26 February 2019

Scottish Labour will this week force a vote in Holyrood to ensure Carer’s Allowance is uprated with the cost of living.

The party will use Labour debating time at Holyrood to seek a commitment from the SNP government to uprate Carer’s Allowance and the Carer’s Allowance Supplement by the Retail Price Index (RPI) rather than the Consumer Price Index (CPI).

One of the first major cuts to social security by the Tory-Lib Dem coalition government was to switch the uprating of payments from CPI to RPI.

The SNP has followed the Tories’ lead and lodged proposals to uprate the Carer’s Allowance by CPI rather than RPI, which could create a precedent for other social security payments produced by the Scottish government.

Both CPI and RPI measure inflation. Each aim to measure the changes in the cost of buying a 'basket' of products, but they cover different items and differences in formulae used to calculate the inflation rate mean that CPI is often lower than RPI. As one of its first welfare cuts, the UK Tory government choose to move from uprating by RPI to CPI.

Analysis confirmed by the Scottish Parliament Information Centre (SPICe) shows that uprating by RPI would cost £2.8m in 2019-20, with 82,000 carer’s £33 per year better off.

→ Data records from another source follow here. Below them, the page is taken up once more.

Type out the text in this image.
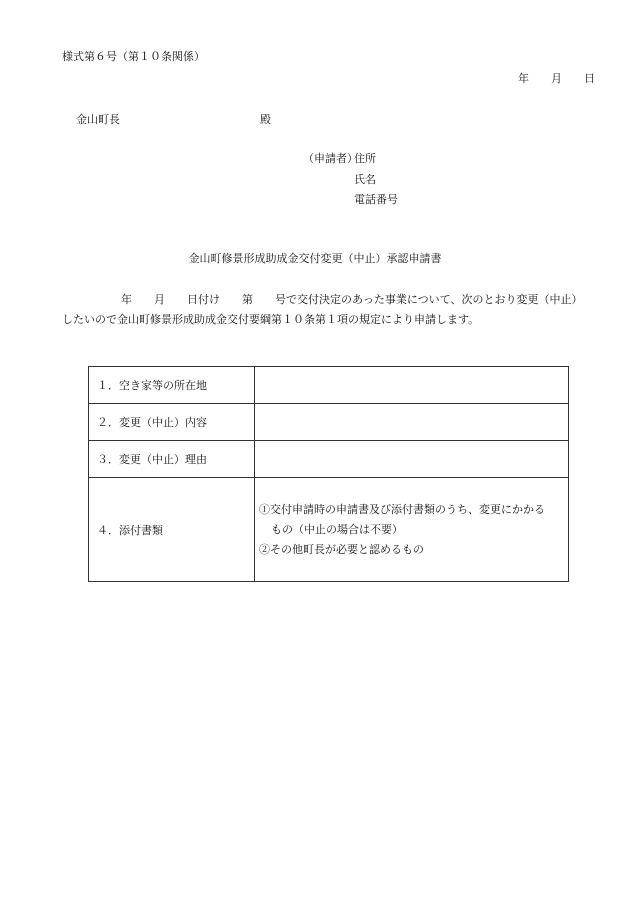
様式第６号（第１０条関係）
年 月 日
金山町長	殿
（申請者）
住所
氏名
電話番号
金山町修景形成助成金交付変更（中止）承認申請書
年　　月　　日付け　　第　　号で交付決定のあった事業について、次のとおり変更（中止）
したいので金山町修景形成助成金交付要綱第１０条第１項の規定により申請します。
１．空き家等の所在地	
２．変更（中止）内容	
３．変更（中止）理由	
４．添付書類	①交付申請時の申請書及び添付書類のうち、変更にかかる
もの（中止の場合は不要）
②その他町長が必要と認めるもの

Scottish Labour Social Security spokesperson Mark Griffin said:

“The powers delivered to the Scottish Parliament gives Scotland the chance to do things differently on social security – but, as it stands, the SNP are no better than the Tories when it comes to payments keeping pace with the cost of living.

“For years the SNP has said it will deliver a social security system based on dignity and respect but they’ve flunked it and have failed to reverse the Tory’s pernicious change to CPI.

“Day-in, day-out, carers work tirelessly to care for their loved ones but, since 2010, they have lost out on thousands because of the Tories' switch to CPI.

“We should not let this moment pass by. We have powers to take a different path, to show that social security is an investment in the people of Scotland. Now is the time to set the precedent and re-adopt RPI in Scotland’s social security system.”